If there were no new states produced, we’re done. Otherwise, we need to repeat this procedure for the newly generated states, before combining all of the transition maps together. Note that while this may produce several instances of the same state, this doesn’t actually matter as they all work as keys in the transition map regardless.

if (newDfaStates.isEmpty) updatedDfa
else newDfaStates
  .map({
    case (states, _) => constructDfa(
      states,
      updatedDfa,
      stateMap ++ newDfaStates
    )
  })
  .fold(dfa)((dfa1, dfa2) => {
    dfa1.copy(
      finalStates = dfa1.finalStates ++ dfa2.finalStates,
      transitions = {
        val intersection = dfa1.transitions.keySet.intersect(dfa2.transitions.keySet)

        val intersectionMap = intersection.map(state => {
          state -> (dfa1.transitions(state) ++ dfa2.transitions(state))
        })

        dfa1.transitions ++ dfa2.transitions ++ intersectionMap
      }
    )
  })

We now have a Dfa instance which corresponds to the Nfa. Now we can implement matching.

Implementing matching

Given a Dfa and a String to match, we want to return a sequence of all the possible matches. The matching algorithm will be greedy; in the event that the DFA may match the string in multiple ways, we want to return the longest match. Once we’ve found a match, the next search should commence from the end of the previous match.

This basically reduces down to a number of cases:

If the input is empty, return a sequence containing the last match if it exists, or the empty sequence if it does not
If there is input
- If the input matches and the DFA is in a final state, the the result becomes a possible match (we do not add it to the sequence yet as we are being greedy).
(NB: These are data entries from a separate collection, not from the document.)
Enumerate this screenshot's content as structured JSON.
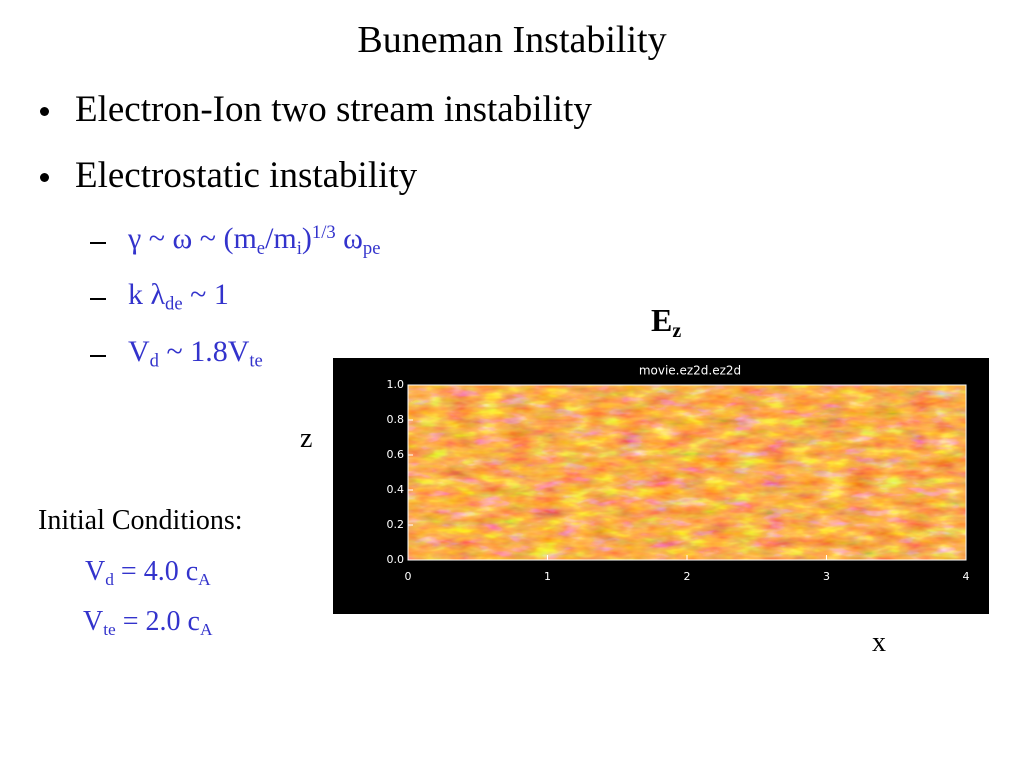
{
  "title": "Buneman Instability",
  "bullets": [
    "Electron-Ion two stream instability",
    "Electrostatic instability"
  ],
  "sub_bullets": [
    {
      "parts": [
        "γ ~ ω ~ (m",
        "e",
        "/m",
        "i",
        ")",
        "1/3",
        " ω",
        "pe"
      ]
    },
    {
      "parts": [
        "k λ",
        "de",
        " ~ 1"
      ]
    },
    {
      "parts": [
        "V",
        "d",
        " ~ 1.8V",
        "te"
      ]
    }
  ],
  "figure": {
    "label_parts": [
      "E",
      "z"
    ],
    "plot_title": "movie.ez2d.ez2d",
    "yticks": [
      "0.0",
      "0.2",
      "0.4",
      "0.6",
      "0.8",
      "1.0"
    ],
    "xticks": [
      "0",
      "1",
      "2",
      "3",
      "4"
    ],
    "z_label": "z",
    "x_label": "x"
  },
  "initial_conditions": {
    "heading": "Initial Conditions:",
    "lines": [
      {
        "parts": [
          "V",
          "d",
          " = 4.0 c",
          "A"
        ]
      },
      {
        "parts": [
          "V",
          "te",
          " = 2.0 c",
          "A"
        ]
      }
    ]
  }
}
If it is not a final state, we simply append the character to the current match.
- If the input does not match, we append the last known match to the sequence (if it exists) and backtrack to the end of the last known match before proceeding from the start state.
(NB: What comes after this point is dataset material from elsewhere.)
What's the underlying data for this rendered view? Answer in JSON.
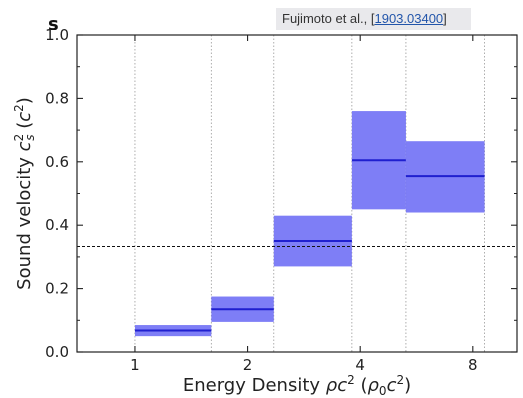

This algorithm maps nicely to Scala code:

case class Dfa(startState: State, finalStates: Set[State], transitions: TransitionMap) {
  def matches(s: String): Stream[String] = {
    def helper(s: Vector[Char], state: State, lastResult: Option[String], acc: Vector[Char], next: Vector[Char]): Stream[String] = s match {
      // If there is no more input, return the last result if we have one
      case Vector() if lastResult.isDefined => Stream(lastResult.get)
      case Vector() => Stream()
      case h +: t => transitions.getOrElse(state, Map()).get(h) match {
        // If the next state is final, record the result
        case Some(nextState) if finalStates.contains(nextState) => helper(t, nextState, Some((acc :+ h).mkString("")), acc :+ h, t)
        // If the next state is not final, build the accumulator
        case Some(nextState) => helper(t, nextState, lastResult, acc :+ h, next)
        // If there is no next state, return a Stream containing the last result if we have one
        case None if lastResult.isDefined => lastResult.get #:: helper(next, startState, None, Vector(), Vector())
        case None => helper(t, startState, None, Vector(), Vector())
      }
    }

    helper(s.toVector, startState, None, Vector(), Vector())
  }
}

This is a recursive function with an accumulator for the current match.

We have elected to use a Stream as the sequence type. This is a lazy collection; its elements are not computed until they are needed. This means that we need not pay the cost of finding all the matches if we’re only interested in the first one.

Conclusion

We’ve implemented a simple Regular Expression engine in Scala. While lacking in most of the conveniences of a modern Regular Expression engine, we are still able to create a DFA for any regular language.